The profiling refresh used the same benchmark set with CPU and memory profiles:
GOCACHE=/tmp/go-build go test ./ft8 -run=^$ \
-bench='BenchmarkDecode(Messages|Structured).*PerFixture' \
-benchmem -benchtime=1x -count=1 \
-cpuprofile=/tmp/go-ft8-cpu.prof -memprofile=/tmp/go-ft8-mem.profCPU samples were concentrated in PocketFFT CGO calls and LDPC/OSD decoding:
runtime.cgocall 34.1% flat, osd17491 14.7% flat / 21.7% cumulative,
decode17491BP 13.6% flat / 19.4% cumulative, math.Sincos 4.3%,
syncSum 3.8%, and subtractFT8 3.1% flat / 25.9% cumulative.
These numbers are local reference measurements, not performance guarantees. Wall time varies with CPU, CGO toolchain, OS scheduling, fixture content, and decode options.
This repository uses Task for common development commands. Run the full test suite with the default backend (PocketFFT when CGO is available):
task testRun the pure-Go Gonum fallback suite (CGO disabled):
task test:gonumRun decode benchmarks with:
task bench
task bench:structured-deepRun the fixture-independent smoke tests:
task test:smoke
task test:smoke-gonumRun race-detector smoke tests:
task test:race
task test:race-gonumThe package version is tracked in version.txt as Go module SemVer without a
leading v. Common version tasks:
task version:get
task version:set -- 0.1.0
task version:bump:patch
task version:bump:minor
task version:tag
task version:push-tagtask version:tag validates version.txt, runs smoke tests for the default
and PocketFFT paths, requires a clean working tree, and creates an annotated
local tag such as v0.1.0. Pushing the tag is a separate explicit step.
task version:push-tag loads .env and requires GITHUB_TOKEN for a
non-interactive GitHub HTTPS push.
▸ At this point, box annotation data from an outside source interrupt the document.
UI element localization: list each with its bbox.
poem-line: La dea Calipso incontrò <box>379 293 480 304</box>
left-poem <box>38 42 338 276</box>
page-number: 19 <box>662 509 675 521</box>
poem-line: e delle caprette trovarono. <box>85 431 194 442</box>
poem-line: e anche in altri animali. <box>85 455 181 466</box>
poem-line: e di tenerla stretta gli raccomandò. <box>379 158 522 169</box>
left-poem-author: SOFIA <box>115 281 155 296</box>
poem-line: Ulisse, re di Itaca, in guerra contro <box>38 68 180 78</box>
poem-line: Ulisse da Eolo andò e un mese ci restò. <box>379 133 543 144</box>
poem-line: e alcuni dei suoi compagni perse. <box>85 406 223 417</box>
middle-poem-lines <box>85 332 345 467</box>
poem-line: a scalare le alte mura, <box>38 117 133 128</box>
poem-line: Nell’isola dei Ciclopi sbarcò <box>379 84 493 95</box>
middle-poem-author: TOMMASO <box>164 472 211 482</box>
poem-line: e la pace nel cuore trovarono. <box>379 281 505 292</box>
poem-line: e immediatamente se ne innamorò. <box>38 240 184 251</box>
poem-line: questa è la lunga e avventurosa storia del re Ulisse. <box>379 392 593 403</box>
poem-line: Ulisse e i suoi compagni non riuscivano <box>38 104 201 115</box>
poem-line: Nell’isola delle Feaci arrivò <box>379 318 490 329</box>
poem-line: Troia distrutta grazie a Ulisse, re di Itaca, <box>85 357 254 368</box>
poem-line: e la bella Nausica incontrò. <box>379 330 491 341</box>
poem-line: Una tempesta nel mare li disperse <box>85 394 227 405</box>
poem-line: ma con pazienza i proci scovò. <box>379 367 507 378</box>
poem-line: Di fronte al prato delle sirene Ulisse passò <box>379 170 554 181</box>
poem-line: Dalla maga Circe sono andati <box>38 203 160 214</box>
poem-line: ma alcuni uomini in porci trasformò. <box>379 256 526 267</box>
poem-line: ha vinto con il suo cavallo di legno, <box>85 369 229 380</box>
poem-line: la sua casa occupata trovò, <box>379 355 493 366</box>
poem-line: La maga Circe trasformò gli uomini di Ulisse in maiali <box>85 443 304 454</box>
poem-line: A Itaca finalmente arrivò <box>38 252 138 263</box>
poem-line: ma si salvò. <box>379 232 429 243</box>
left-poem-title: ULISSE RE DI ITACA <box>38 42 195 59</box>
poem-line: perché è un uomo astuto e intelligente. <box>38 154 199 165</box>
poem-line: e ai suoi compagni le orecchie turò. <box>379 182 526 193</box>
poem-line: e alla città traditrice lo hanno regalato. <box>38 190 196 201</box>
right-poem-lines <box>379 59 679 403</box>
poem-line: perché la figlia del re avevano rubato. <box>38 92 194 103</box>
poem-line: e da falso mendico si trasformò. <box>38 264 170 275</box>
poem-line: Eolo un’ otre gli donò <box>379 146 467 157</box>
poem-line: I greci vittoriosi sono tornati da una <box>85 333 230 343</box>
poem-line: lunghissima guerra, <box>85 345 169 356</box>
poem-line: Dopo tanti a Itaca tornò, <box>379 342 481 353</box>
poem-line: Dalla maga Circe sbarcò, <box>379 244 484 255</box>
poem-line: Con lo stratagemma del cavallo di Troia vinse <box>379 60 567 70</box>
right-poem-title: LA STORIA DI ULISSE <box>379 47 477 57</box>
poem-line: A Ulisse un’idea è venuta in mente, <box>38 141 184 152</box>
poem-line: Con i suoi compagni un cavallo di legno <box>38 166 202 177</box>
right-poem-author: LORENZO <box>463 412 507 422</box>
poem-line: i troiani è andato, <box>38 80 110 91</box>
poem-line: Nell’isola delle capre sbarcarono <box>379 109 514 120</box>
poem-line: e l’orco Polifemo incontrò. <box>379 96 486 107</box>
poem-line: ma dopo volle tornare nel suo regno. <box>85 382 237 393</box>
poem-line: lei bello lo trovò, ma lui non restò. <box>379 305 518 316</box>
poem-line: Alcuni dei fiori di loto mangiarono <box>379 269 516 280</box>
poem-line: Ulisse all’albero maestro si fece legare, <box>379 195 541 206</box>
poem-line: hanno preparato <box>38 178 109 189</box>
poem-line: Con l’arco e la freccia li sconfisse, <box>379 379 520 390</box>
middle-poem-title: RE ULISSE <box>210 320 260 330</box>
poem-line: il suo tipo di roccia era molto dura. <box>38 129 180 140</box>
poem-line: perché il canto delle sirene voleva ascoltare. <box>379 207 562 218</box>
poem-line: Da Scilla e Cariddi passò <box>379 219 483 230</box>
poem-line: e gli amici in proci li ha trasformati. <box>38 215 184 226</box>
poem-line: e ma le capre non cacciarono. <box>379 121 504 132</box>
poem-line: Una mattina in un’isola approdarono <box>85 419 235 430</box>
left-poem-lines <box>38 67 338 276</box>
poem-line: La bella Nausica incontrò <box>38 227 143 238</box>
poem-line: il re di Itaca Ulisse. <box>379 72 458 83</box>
The root .env file is ignored by git.
GITHUB_TOKEN=github_pat_...The full corpus and diagnostic tests depend on the local WAV/truth fixture corpus and its expected testdata layout. Keep decode-scale or synchronization changes behind parity checks, because small numeric changes can affect strict-mode message recovery.
This repository is distributed under GPL-3.0-only. See LICENSE and docs/LICENSING.md.
Because this is a WSJT-X/jt9-derived implementation, redistribution of this repository or derivative binaries should preserve the GPLv3 license text, the project NOTICE, the derivative-status note in docs/WSJTX_DERIVATIVE.md, and applicable third-party notices.